Freddy Krueger, il mostro con il corpo ustionato inventato dalla sconfinata immaginazione di Wes Craven, accarezza, con la mano artigliata, il volto e la bocca di Jesse Walsh, il giovane protagonista di Nightmare 2 – La rivincita, secondo capitolo di quella che sarebbe diventata una delle saghe più seguite della storia del cinema horror, realizzato nel 1985 da Jack Sholder, al suo secondo lungometraggio. Una scena che contiene un gesto di esplicito omoerotismo, ricorderà Englund nell’appassionato e commovente documentario Scream, Queen! My Nightmare on Elm Street (2019) nel quale Roman Chimienti e Tyler Jensen ripercorrono l’incredibile storia di Nightmare 2. «In quella scena giocavo con l’idea del sesso orale, con parecchio simbolismo – afferma Englund – Il Freddy sfigurato giocava con la bellezza di Jesse perché, in fondo, di cosa si trattava? Della Bella e la Bestia». E Mark Patton, che recitava nel ruolo di Jesse, evidenzia, sempre in Scream, Queen!, che quella era «una scena d’amore».

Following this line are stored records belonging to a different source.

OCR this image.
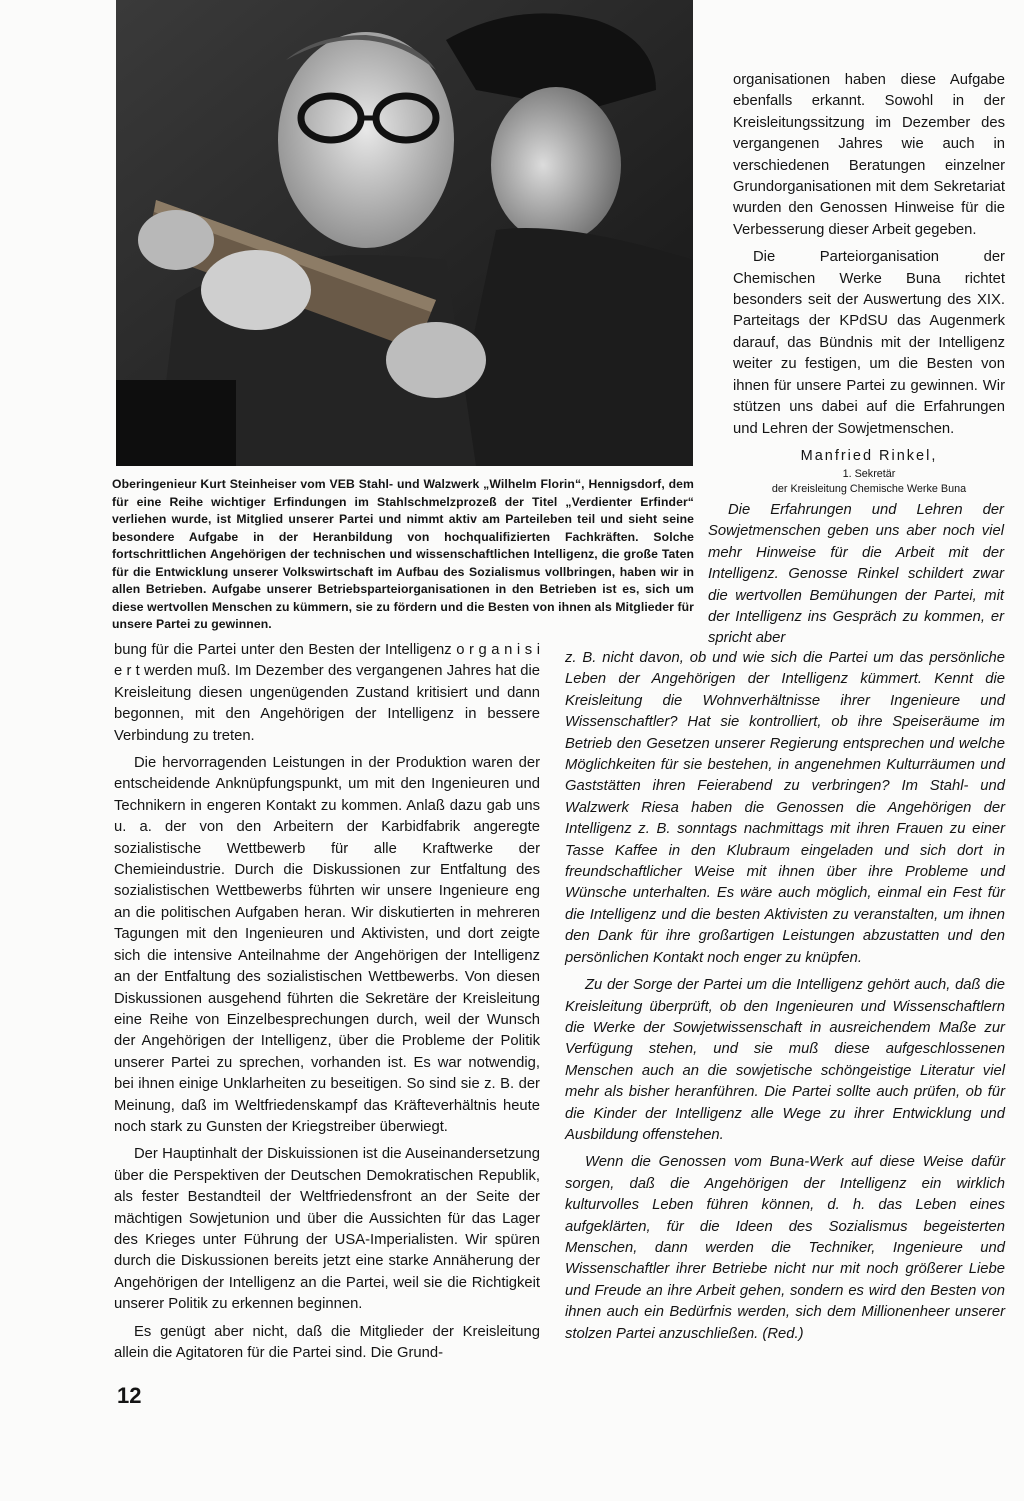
Oberingenieur Kurt Steinheiser vom VEB Stahl- und Walzwerk „Wilhelm Florin“, Hennigsdorf, dem für eine Reihe wichtiger Erfindungen im Stahlschmelzprozeß der Titel „Verdienter Erfinder“ verliehen wurde, ist Mitglied unserer Partei und nimmt aktiv am Parteileben teil und sieht seine besondere Aufgabe in der Heranbildung von hochqualifizierten Fachkräften. Solche fortschrittlichen Angehörigen der technischen und wissenschaftlichen Intelligenz, die große Taten für die Entwicklung unserer Volkswirtschaft im Aufbau des Sozialismus vollbringen, haben wir in allen Betrieben. Aufgabe unserer Betriebsparteiorganisationen in den Betrieben ist es, sich um diese wertvollen Menschen zu kümmern, sie zu fördern und die Besten von ihnen als Mitglieder für unsere Partei zu gewinnen.

bung für die Partei unter den Besten der Intelligenz o r g a n i s i e r t werden muß. Im Dezember des vergangenen Jahres hat die Kreisleitung diesen ungenügenden Zustand kritisiert und dann begonnen, mit den Angehörigen der Intelligenz in bessere Verbindung zu treten.

Die hervorragenden Leistungen in der Produktion waren der entscheidende Anknüpfungspunkt, um mit den Ingenieuren und Technikern in engeren Kontakt zu kommen. Anlaß dazu gab uns u. a. der von den Arbeitern der Karbidfabrik angeregte sozialistische Wettbewerb für alle Kraftwerke der Chemieindustrie. Durch die Diskussionen zur Entfaltung des sozialistischen Wettbewerbs führten wir unsere Ingenieure eng an die politischen Aufgaben heran. Wir diskutierten in mehreren Tagungen mit den Ingenieuren und Aktivisten, und dort zeigte sich die intensive Anteilnahme der Angehörigen der Intelligenz an der Entfaltung des sozialistischen Wettbewerbs. Von diesen Diskussionen ausgehend führten die Sekretäre der Kreisleitung eine Reihe von Einzelbesprechungen durch, weil der Wunsch der Angehörigen der Intelligenz, über die Probleme der Politik unserer Partei zu sprechen, vorhanden ist. Es war notwendig, bei ihnen einige Unklarheiten zu beseitigen. So sind sie z. B. der Meinung, daß im Weltfriedenskampf das Kräfteverhältnis heute noch stark zu Gunsten der Kriegstreiber überwiegt.

Der Hauptinhalt der Diskuissionen ist die Auseinandersetzung über die Perspektiven der Deutschen Demokratischen Republik, als fester Bestandteil der Weltfriedensfront an der Seite der mächtigen Sowjetunion und über die Aussichten für das Lager des Krieges unter Führung der USA-Imperialisten. Wir spüren durch die Diskussionen bereits jetzt eine starke Annäherung der Angehörigen der Intelligenz an die Partei, weil sie die Richtigkeit unserer Politik zu erkennen beginnen.

Es genügt aber nicht, daß die Mitglieder der Kreisleitung allein die Agitatoren für die Partei sind. Die Grund-

organisationen haben diese Aufgabe ebenfalls erkannt. Sowohl in der Kreisleitungssitzung im Dezember des vergangenen Jahres wie auch in verschiedenen Beratungen einzelner Grundorganisationen mit dem Sekretariat wurden den Genossen Hinweise für die Verbesserung dieser Arbeit gegeben.

Die Parteiorganisation der Chemischen Werke Buna richtet besonders seit der Auswertung des XIX. Parteitags der KPdSU das Augenmerk darauf, das Bündnis mit der Intelligenz weiter zu festigen, um die Besten von ihnen für unsere Partei zu gewinnen. Wir stützen uns dabei auf die Erfahrungen und Lehren der Sowjetmenschen.

Manfried Rinkel,
1. Sekretär
der Kreisleitung Chemische Werke Buna

Die Erfahrungen und Lehren der Sowjetmenschen geben uns aber noch viel mehr Hinweise für die Arbeit mit der Intelligenz. Genosse Rinkel schildert zwar die wertvollen Bemühungen der Partei, mit der Intelligenz ins Gespräch zu kommen, er spricht aber

z. B. nicht davon, ob und wie sich die Partei um das persönliche Leben der Angehörigen der Intelligenz kümmert. Kennt die Kreisleitung die Wohnverhältnisse ihrer Ingenieure und Wissenschaftler? Hat sie kontrolliert, ob ihre Speiseräume im Betrieb den Gesetzen unserer Regierung entsprechen und welche Möglichkeiten für sie bestehen, in angenehmen Kulturräumen und Gaststätten ihren Feierabend zu verbringen? Im Stahl- und Walzwerk Riesa haben die Genossen die Angehörigen der Intelligenz z. B. sonntags nachmittags mit ihren Frauen zu einer Tasse Kaffee in den Klubraum eingeladen und sich dort in freundschaftlicher Weise mit ihnen über ihre Probleme und Wünsche unterhalten. Es wäre auch möglich, einmal ein Fest für die Intelligenz und die besten Aktivisten zu veranstalten, um ihnen den Dank für ihre großartigen Leistungen abzustatten und den persönlichen Kontakt noch enger zu knüpfen.

Zu der Sorge der Partei um die Intelligenz gehört auch, daß die Kreisleitung überprüft, ob den Ingenieuren und Wissenschaftlern die Werke der Sowjetwissenschaft in ausreichendem Maße zur Verfügung stehen, und sie muß diese aufgeschlossenen Menschen auch an die sowjetische schöngeistige Literatur viel mehr als bisher heranführen. Die Partei sollte auch prüfen, ob für die Kinder der Intelligenz alle Wege zu ihrer Entwicklung und Ausbildung offenstehen.

Wenn die Genossen vom Buna-Werk auf diese Weise dafür sorgen, daß die Angehörigen der Intelligenz ein wirklich kulturvolles Leben führen können, d. h. das Leben eines aufgeklärten, für die Ideen des Sozialismus begeisterten Menschen, dann werden die Techniker, Ingenieure und Wissenschaftler ihrer Betriebe nicht nur mit noch größerer Liebe und Freude an ihre Arbeit gehen, sondern es wird den Besten von ihnen auch ein Bedürfnis werden, sich dem Millionenheer unserer stolzen Partei anzuschließen. (Red.)

12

MA COME MAI quel film divenne, fin dalla sua uscita, un vero e proprio caso che rovinò la vita artistica e privata di un attore agli albori di una carriera che sarebbe stata distrutta sul nascere, portandolo a scomparire e rifarsi una storia in Messico. L’occasione per ripensare e (ri)vedere Nightmare 2 (dotato, al di là delle questioni di genere messe in campo, di una visionarietà diabolica, di un gusto pittorico per le immagini come magnificamente evidenziato dall’incipit e dall’explicit, di un piacere per il b movie coniugante horror e paesaggi infernali da peplum, possessione mentale e fisica e effetti speciali grondanti carne, sangue, graffi lontani da quelli odierni anestetizzati dal digitale) e Scream, Queen!, che lo fa rivivere, è stata data da Monsters, il festival di Taranto (conclusosi domenica con la direzione artistica di Davide Di Giorgio) che da quattro anni indaga con sguardo trasversale le strade dell’horror e che ha inserito il dittico su Nightmare in una giornata chiamata Transhorror dedicata alle questioni di gender e transgender affioranti da un genere, da sempre, capace di offrire una moltitudine di spunti tematici (non solo sessuali, ma anche politici, sociali, sulle trasformazioni del mondo).

QUANDO USCÌ, Nightmare 2 ebbe successo di pubblico, ma molti fan rimasero delusi. Era portatore di qualcosa di inatteso, che disorientava. Mark Patton aveva 26 anni, era gay ma, come molti altri in quel periodo di ritorno oscurantista a Hollywood dovuto all’esplosione dell’Aids, non si era mai dichiarato. La sceneggiatura conteneva già tutti gli elementi omoerotici, eppure lo sceneggiatore David Chaskin negò di avere scritto un film gay e, quando si iniziò a parlare di Nightmare 2 da quella prospettiva (e la rivista The Village Voice lo definì «un grande film gay»), scaricò ogni responsabilità su Patton dicendo che era colpa sua, che era stato lui a renderlo gay con la sua interpretazione, le sue urla effeminate (da qui l’appellativo «scream, queen»), le sue mosse sexy (come nella scena in cui a casa balla nella sua stanza). Eppure tutto era scritto e pare altrettanto curioso che neanche il regista fosse conscio di quell’aspetto mentre girava il film: «Non so perché ma allora non me ne accorsi, è così, non mi passò mai per la testa».

NEL CLIMA OMOFOBO montante di metà anni Ottanta, Patton divenne il bersaglio, lo attaccarono, emarginarono. Ora, trentasei anni dopo, colui che con il suo volto delicato e anti-macho lottava in Nightmare 2 per uscire dall’incubo della possessione di Freddy e trovare un nuovo equilibrio psico-fisico, è un uomo che è riuscito a lasciarsi alle spalle quell’esperienza, è sposato, attivista per i diritti di genere e partecipa a show con drag queen nei quali ripropone i momenti più iconici della sua interpretazione di Jesse.
Nightmare 2 fu ed è un film horror, gay, queer, transgender. E, come si evince da Scream, Queen!, ha segnato non solo molti ragazzi che allora si riconobbero e trovarono in Jesse un compagno di viaggio, ma anche una recente generazione avvicinatasi a quel film con uno sguardo nuovo e complice. Rimarcando, in tal modo, quanto gli anni Ottanta siano stati per l’horror un decennio di sperimentazione assoluta, di libertà creativa totale, di esplosione, mutazione, contaminazione dei corpi sbattuta in faccia, tanto dai grandi cineasti quanto dagli artigiani più innovativi, come gesto politico per disinnescare ogni forma di moralismo e perbenismo.